While the Congress is in recess until mid-September and most Americans are on holidays, for investors it is now the best time to hedge your bets for 2011 and engage in mid-year financial planning activities. Of course the best tax planning never really stops, but 2010 is a very special year and you need to be extra vigilant.
The controversial tax breaks put in place by George W. Bush are set to expire at the end of 2010 and estate taxes kick in with your first heartbeat in 2011 (sorry to break the news).
If you are on the payroll of a company which someone else controls then your leverage in tax optimization–which was ruled your constitutional right by the Supreme Court, so long as you follow the rules, which you should do in your own best interest–is rather limited. On the upside, you can enjoy a rather stable and predictable stream of income. You can probably quite easily estimate this year’s total income already. Double your income to date, throw in some year-end or Christmas bonus for good measure and you are pretty close to the numbers you are going to see.
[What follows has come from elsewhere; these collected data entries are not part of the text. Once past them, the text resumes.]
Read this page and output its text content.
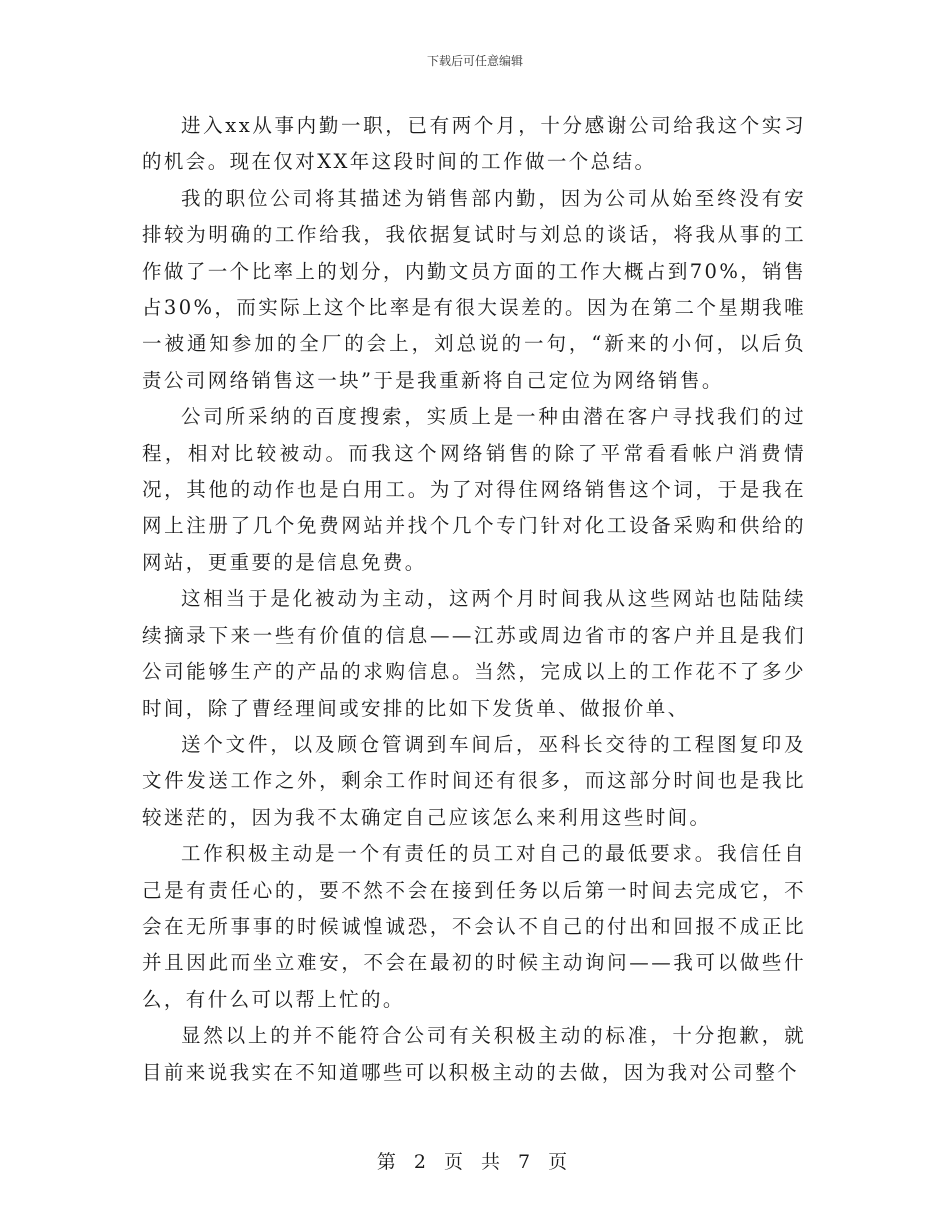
下载后可任意编辑

进入xx从事内勤一职，已有两个月，十分感谢公司给我这个实习的机会。现在仅对XX年这段时间的工作做一个总结。

我的职位公司将其描述为销售部内勤，因为公司从始至终没有安排较为明确的工作给我，我依据复试时与刘总的谈话，将我从事的工作做了一个比率上的划分，内勤文员方面的工作大概占到70%，销售占30%，而实际上这个比率是有很大误差的。因为在第二个星期我唯一被通知参加的全厂的会上，刘总说的一句，“新来的小何，以后负责公司网络销售这一块”于是我重新将自己定位为网络销售。

公司所采纳的百度搜索，实质上是一种由潜在客户寻找我们的过程，相对比较被动。而我这个网络销售的除了平常看看帐户消费情况，其他的动作也是白用工。为了对得住网络销售这个词，于是我在网上注册了几个免费网站并找个几个专门针对化工设备采购和供给的网站，更重要的是信息免费。

这相当于是化被动为主动，这两个月时间我从这些网站也陆陆续续摘录下来一些有价值的信息——江苏或周边省市的客户并且是我们公司能够生产的产品的求购信息。当然，完成以上的工作花不了多少时间，除了曹经理间或安排的比如下发货单、做报价单、

送个文件，以及顾仓管调到车间后，巫科长交待的工程图复印及文件发送工作之外，剩余工作时间还有很多，而这部分时间也是我比较迷茫的，因为我不太确定自己应该怎么来利用这些时间。

工作积极主动是一个有责任的员工对自己的最低要求。我信任自己是有责任心的，要不然不会在接到任务以后第一时间去完成它，不会在无所事事的时候诚惶诚恐，不会认不自己的付出和回报不成正比并且因此而坐立难安，不会在最初的时候主动询问——我可以做些什么，有什么可以帮上忙的。

显然以上的并不能符合公司有关积极主动的标准，十分抱歉，就目前来说我实在不知道哪些可以积极主动的去做，因为我对公司整个

第 2 页 共 7 页
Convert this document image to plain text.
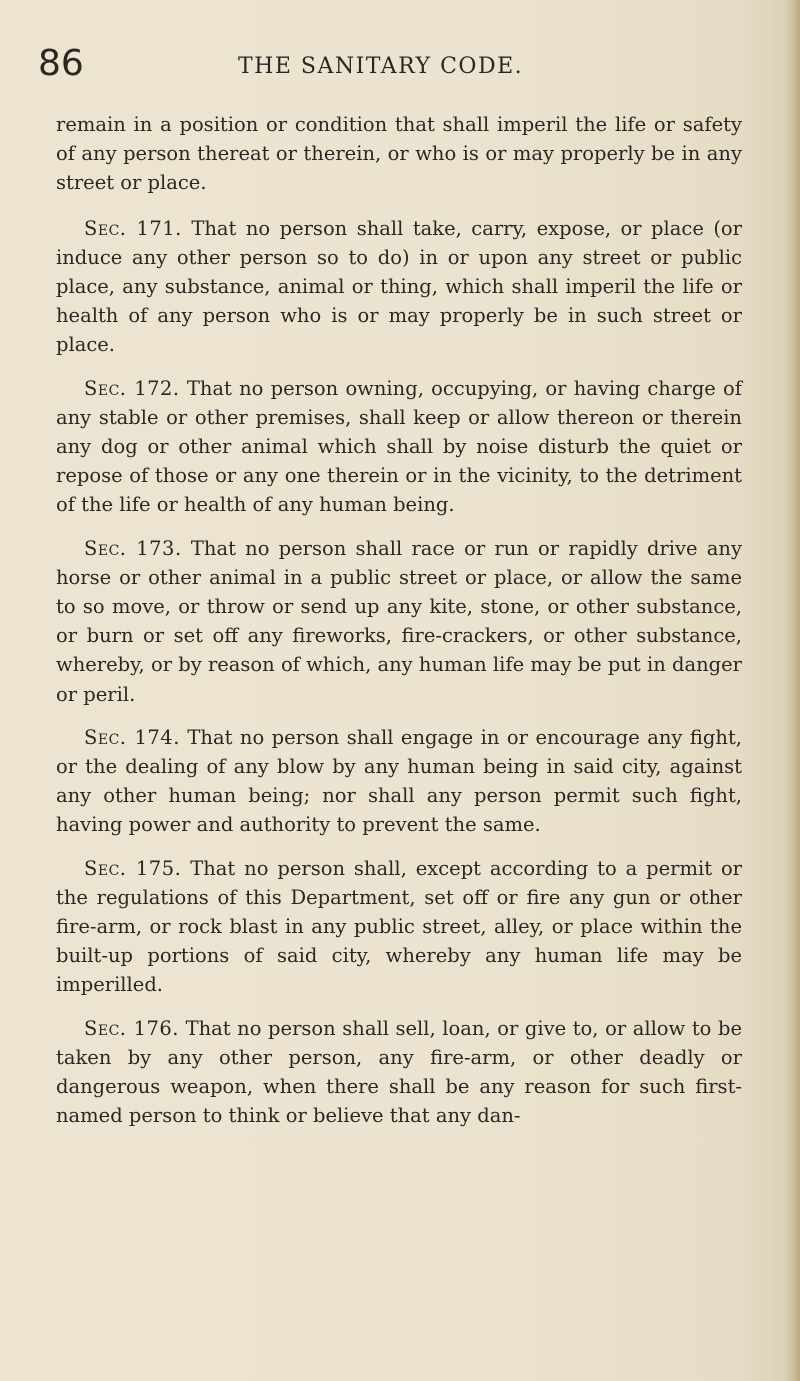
86	THE SANITARY CODE.

remain in a position or condition that shall imperil the life or safety of any person thereat or therein, or who is or may properly be in any street or place.

Sec. 171. That no person shall take, carry, expose, or place (or induce any other person so to do) in or upon any street or public place, any substance, animal or thing, which shall imperil the life or health of any person who is or may properly be in such street or place.

Sec. 172. That no person owning, occupying, or having charge of any stable or other premises, shall keep or allow thereon or therein any dog or other animal which shall by noise disturb the quiet or repose of those or any one therein or in the vicinity, to the detriment of the life or health of any human being.

Sec. 173. That no person shall race or run or rapidly drive any horse or other animal in a public street or place, or allow the same to so move, or throw or send up any kite, stone, or other substance, or burn or set off any fireworks, fire-crackers, or other substance, whereby, or by reason of which, any human life may be put in danger or peril.

Sec. 174. That no person shall engage in or encourage any fight, or the dealing of any blow by any human being in said city, against any other human being; nor shall any person permit such fight, having power and authority to prevent the same.

Sec. 175. That no person shall, except according to a permit or the regulations of this Department, set off or fire any gun or other fire-arm, or rock blast in any public street, alley, or place within the built-up portions of said city, whereby any human life may be imperilled.

Sec. 176. That no person shall sell, loan, or give to, or allow to be taken by any other person, any fire-arm, or other deadly or dangerous weapon, when there shall be any reason for such first-named person to think or believe that any dan-
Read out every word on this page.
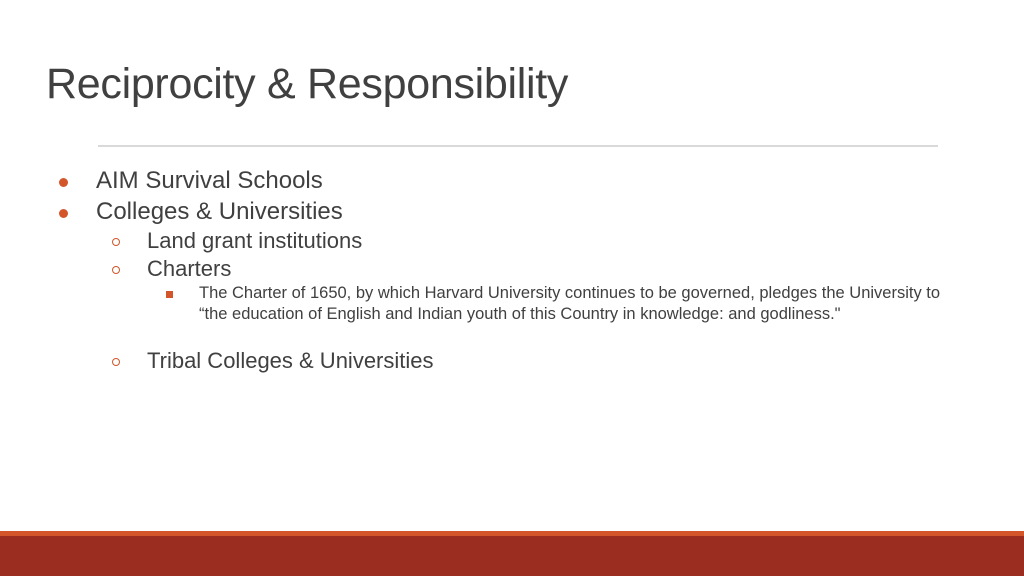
Reciprocity & Responsibility
AIM Survival Schools
Colleges & Universities
Land grant institutions
Charters
The Charter of 1650, by which Harvard University continues to be governed, pledges the University to “the education of English and Indian youth of this Country in knowledge: and godliness."
Tribal Colleges & Universities
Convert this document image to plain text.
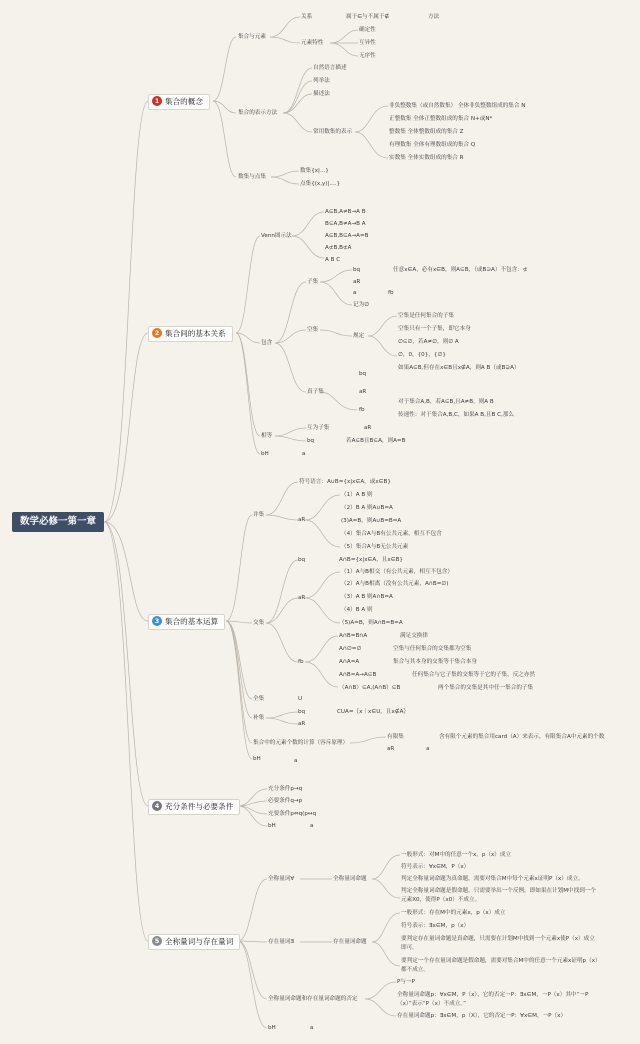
数学必修一第一章
1 集合的概念
2 集合间的基本关系
3 集合的基本运算
4 充分条件与必要条件
5 全称量词与存在量词
集合与元素
集合的表示方法
数集与点集
关系
元素特性
自然语言描述
列举法
描述法
常用数集的表示
数集{x|...}
点集{(x,y)|....}
属于∈与不属于∉	方法
确定性
互异性
无序性
非负整数集（或自然数集） 全体非负整数组成的集合 N
正整数集 全体正整数组成的集合 N+或N*
整数集 全体整数组成的集合 Z
有理数集 全体有理数组成的集合 Q
实数集 全体实数组成的集合 R
Venn图示法
包含
相等
bH	a
A⊆B,A≠B→A B
B⊆A,B≠A→B A
A⊆B,B⊆A→A=B
A⊄B,B⊄A
A B C
子集
真子集
空集
互为子集
bq
bq
aR
a	fb
记为∅
规定
bq
aR
fb
aR
任意x∈A，必有x∈B，则A⊆B，（或B⊇A）不包含：⊄
空集是任何集合的子集
空集只有一个子集，即它本身
∅⊆∅，若A≠∅，则∅ A
∅，0，{0}，{∅}
如果A⊆B,但存在x∈B且x∉A，则A B（或B⊋A）
对于集合A,B，若A⊆B,且A≠B，则A B
传递性：对于集合A,B,C，如果A B,且B C,那么
若A⊆B且B⊆A，则A=B
并集
交集
全集
补集
集合中的元素个数的计算（容斥原理）
bH
aR
bq
aR
fb
U
bq
aR
有限集
aR
a
a
符号语言：A∪B={x|x∈A，或x∈B}
（1）A B 则
（2）B A 则A∪B=A
(3)A=B，则A∪B=B=A
（4）集合A与B有公共元素，相互不包含
（5）集合A与B无公共元素
A∩B={x|x∈A，且x∈B}
（1）A与B相交（有公共元素，相互不包含）
（2）A与B相离（没有公共元素，A∩B=∅)
（3）A B 则A∩B=A
（4）B A 则
（5)A=B，则A∩B=B=A
A∩B=B∩A
A∩∅=∅
A∩A=A
A∩B=A→A⊆B
（A∩B）⊆A,(A∩B）⊆B
满足交换律
空集与任何集合的交集都为空集
集合与其本身的交集等于集合本身
任何集合与它子集的交集等于它的子集，反之亦然
两个集合的交集是其中任一集合的子集
CUA=｛x｜x∈U，且x∉A｝
含有限个元素的集合用card（A）来表示，有限集合A中元素的个数
充分条件p→q
必要条件q→p
充要条件p⇔q(p↔q
bH	a
全称量词∀
存在量词∃
全称量词命题和存在量词命题的否定
bH	a
全称量词命题
存在量词命题
一般形式：对M中的任意一个x，p（x）成立
符号表示：∀x∈M，P（x）
判定全称量词命题为真命题，需要对集合M中每个元素x证明P（x）成立。
判定全称量词命题是假命题，只需要举出一个反例。即如果在计划M中找到一个
元素X0，使得P（x0）不成立。
一般形式：存在M中的元素x，p（x）成立
符号表示：∃x∈M，p（x）
要判定存在量词命题是真命题，只需要在计划M中找到一个元素x使P（x）成立
即可。
要判定一个存在量词命题是假命题，需要对集合M中的任意一个元素x证明p（x）
都不成立。
P与￢P
全称量词命题p：∀x∈M，P（x），它的否定￢P：∃x∈M，￢P（x）其中“￢P
（x）”表示“P（x）不成立。”
存在量词命题p：∃x∈M，p（X），它的否定￢P：∀x∈M，￢P（x）
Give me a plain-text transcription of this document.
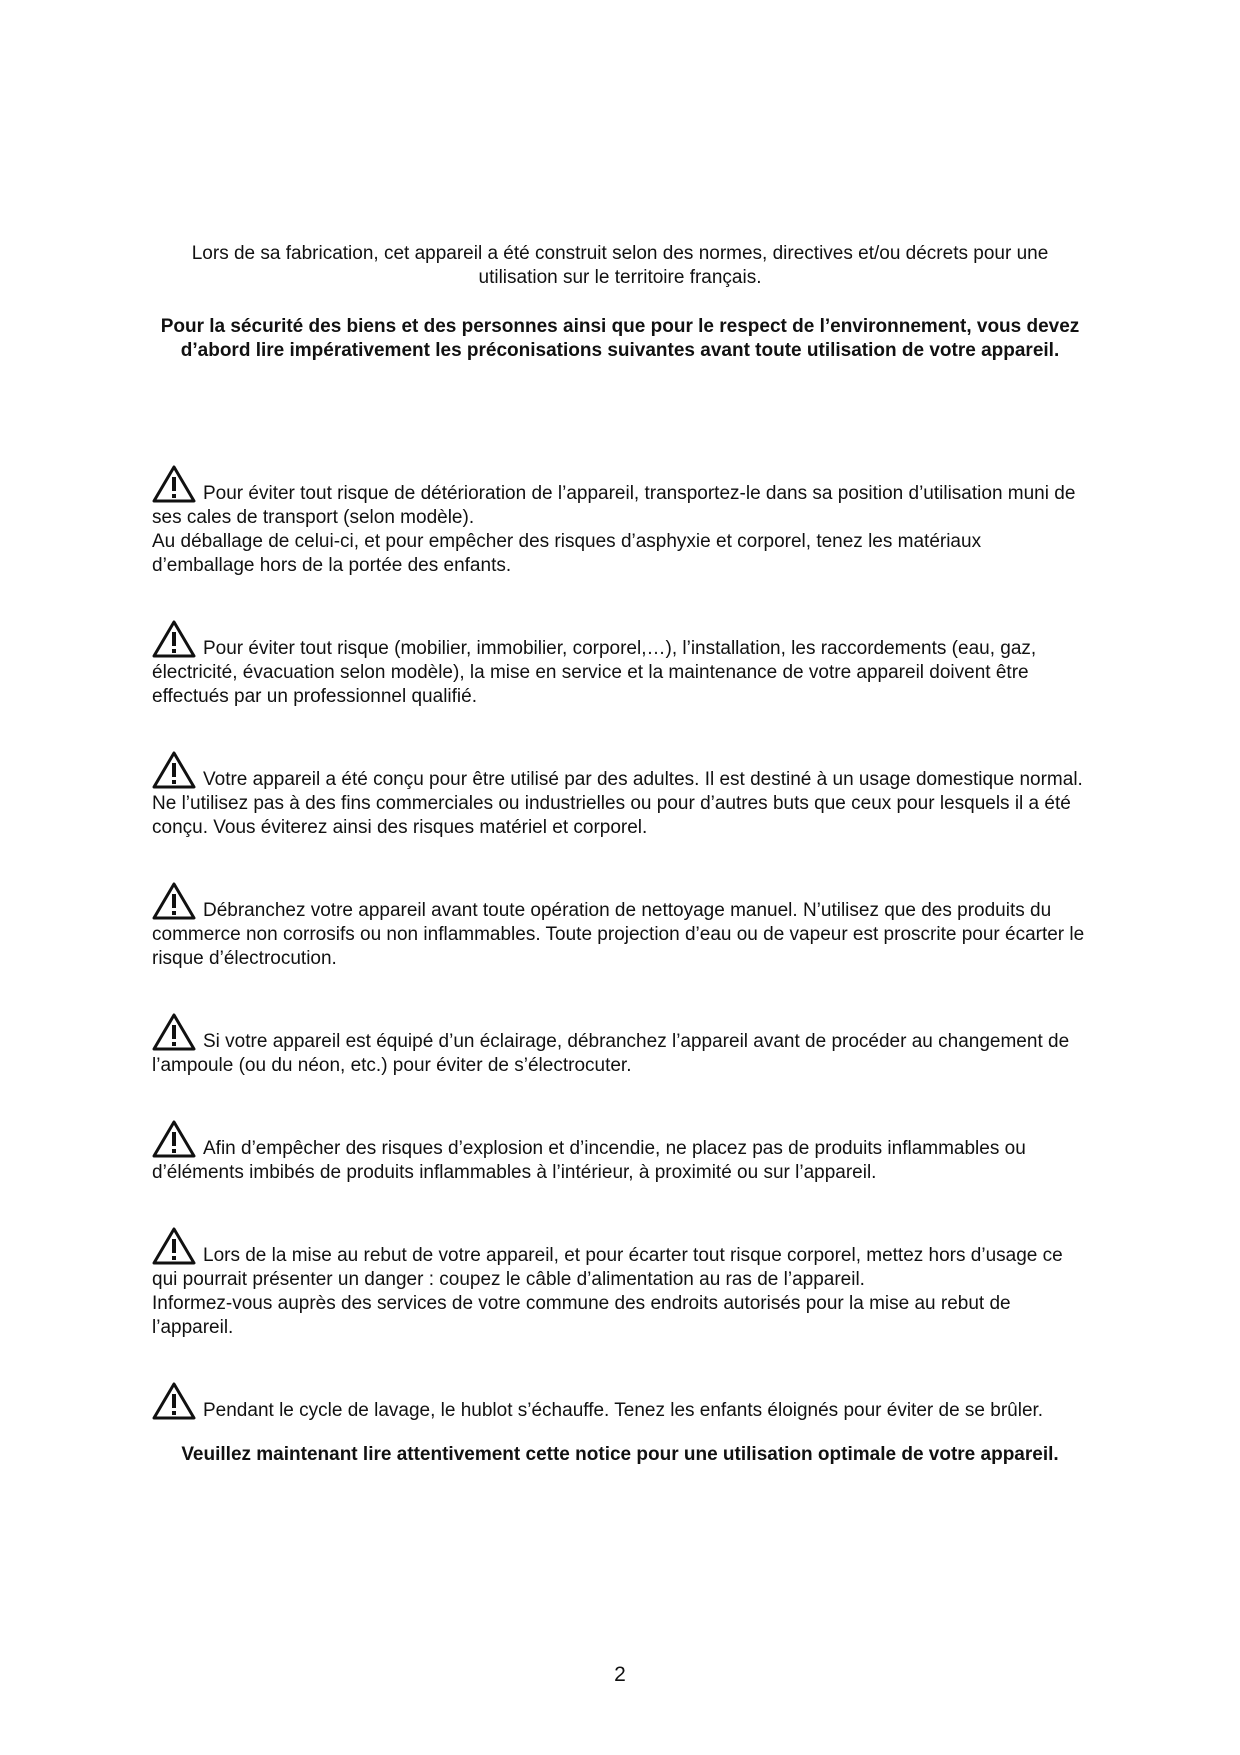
Lors de sa fabrication, cet appareil a été construit selon des normes, directives et/ou décrets pour une utilisation sur le territoire français.
Pour la sécurité des biens et des personnes ainsi que pour le respect de l’environnement, vous devez d’abord lire impérativement les préconisations suivantes avant toute utilisation de votre appareil.

Pour éviter tout risque de détérioration de l’appareil, transportez-le dans sa position d’utilisation muni de ses cales de transport (selon modèle).

Au déballage de celui-ci, et pour empêcher des risques d’asphyxie et corporel, tenez les matériaux d’emballage hors de la portée des enfants.

Pour éviter tout risque (mobilier, immobilier, corporel,…), l’installation, les raccordements (eau, gaz, électricité, évacuation selon modèle), la mise en service et la maintenance de votre appareil doivent être effectués par un professionnel qualifié.

Votre appareil a été conçu pour être utilisé par des adultes. Il est destiné à un usage domestique normal. Ne l’utilisez pas à des fins commerciales ou industrielles ou pour d’autres buts que ceux pour lesquels il a été conçu. Vous éviterez ainsi des risques matériel et corporel.

Débranchez votre appareil avant toute opération de nettoyage manuel. N’utilisez que des produits du commerce non corrosifs ou non inflammables. Toute projection d’eau ou de vapeur est proscrite pour écarter le risque d’électrocution.

Si votre appareil est équipé d’un éclairage, débranchez l’appareil avant de procéder au changement de l’ampoule (ou du néon, etc.) pour éviter de s’électrocuter.

Afin d’empêcher des risques d’explosion et d’incendie, ne placez pas de produits inflammables ou d’éléments imbibés de produits inflammables à l’intérieur, à proximité ou sur l’appareil.

Lors de la mise au rebut de votre appareil, et pour écarter tout risque corporel, mettez hors d’usage ce qui pourrait présenter un danger : coupez le câble d’alimentation au ras de l’appareil.

Informez-vous auprès des services de votre commune des endroits autorisés pour la mise au rebut de l’appareil.

Pendant le cycle de lavage, le hublot s’échauffe. Tenez les enfants éloignés pour éviter de se brûler.

Veuillez maintenant lire attentivement cette notice pour une utilisation optimale de votre appareil.
2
If you run a small business, however, you may not be able to accurately predict your earnings for the rest of the year. But you can at least add up the salary you have paid yourself in the first two quarters of the year and double this number, hoping for the best. This way you can review your estimated tax brackets and calculate your federal tax rate in advance to avoid surprises.
This is not only relevant when you are either self-employed but also if you have performed quite well on the stock and commodities markets and racked up–hopefully awesome–capital gains. As a business owner and investor you may not know the final number yet but you have more influence over your tax fate not to mention your income. Let’s assume you got into the stock market in early February when the Dow Jones Industrial Average was depressed and hovering clearly below 10,000 (at about 9,908). Hopefully you got out in late April at around 11,100. Even if you missed your exit this time around, in early May there was the next exit at around 10,896. If you managed to take your money off the table in time, you are deep in black. Luckily, the stock market provides multiple entry and exit points and so even if you missed the exit from the April rally you could still get a nearly unblemished track record by getting out on August 9th with DJIA at 10,698. But you will pay tax on your gains at your ordinary tax rate. Which is not to say that staying in the market would have made it any better. It is clearly better to take the profits and worry about taxes later.
Or better not at all. Instead of worrying, how about taking some time now to calculate your 2010 tax liability, which can save you a bundle particularly if you booked solid gains. There is certainly nothing to be gained by underestimating your tax payments and on top of that making an estimated tax payment might turn out to be a smart move.
Your capital gains tax rate depends on two key factors: the holding period and the type of investment. The most heavily taxed type of income are short-term capital gains (income from the sale of securities which you held for less than a year). In this case, Uncle Sam makes a killing with an income tax of up to 35%. Your tax rate is much better if you happen to hold onto your investment for a period of more than one year. So getting out of the stock market around the 9th of August (rather than at the end of April) could have been the smartest move for those of us who happened to clock in a year and can thus claim to have made long-term capital gains (LTCG), even if the stock market lost quite a bit. If you are in this situation you can take full advantage of a capital gains tax rate of only 15%, but only if you happen to be in the 25%, 28%, 33% and 35% tax brackets. On paper, capital gain tax rates can be as little as 5%, but that only applies if your income conforms to the 10% and 15% tax brackets.
What this also shows it that there is little to be gained by showing up every day on the (virtual) e-trading floor just because of a misunderstood sense of duty or work ethic. Get rid of your employee or self-employed-person mentality and mind your own bottom line. Indeed, it is much better to focus on getting in when there is still blood on the streets and most of all getting out while the likes of Jim Cramer and Maria Bartiromo want to stubbornly convince you that the ride up will never end.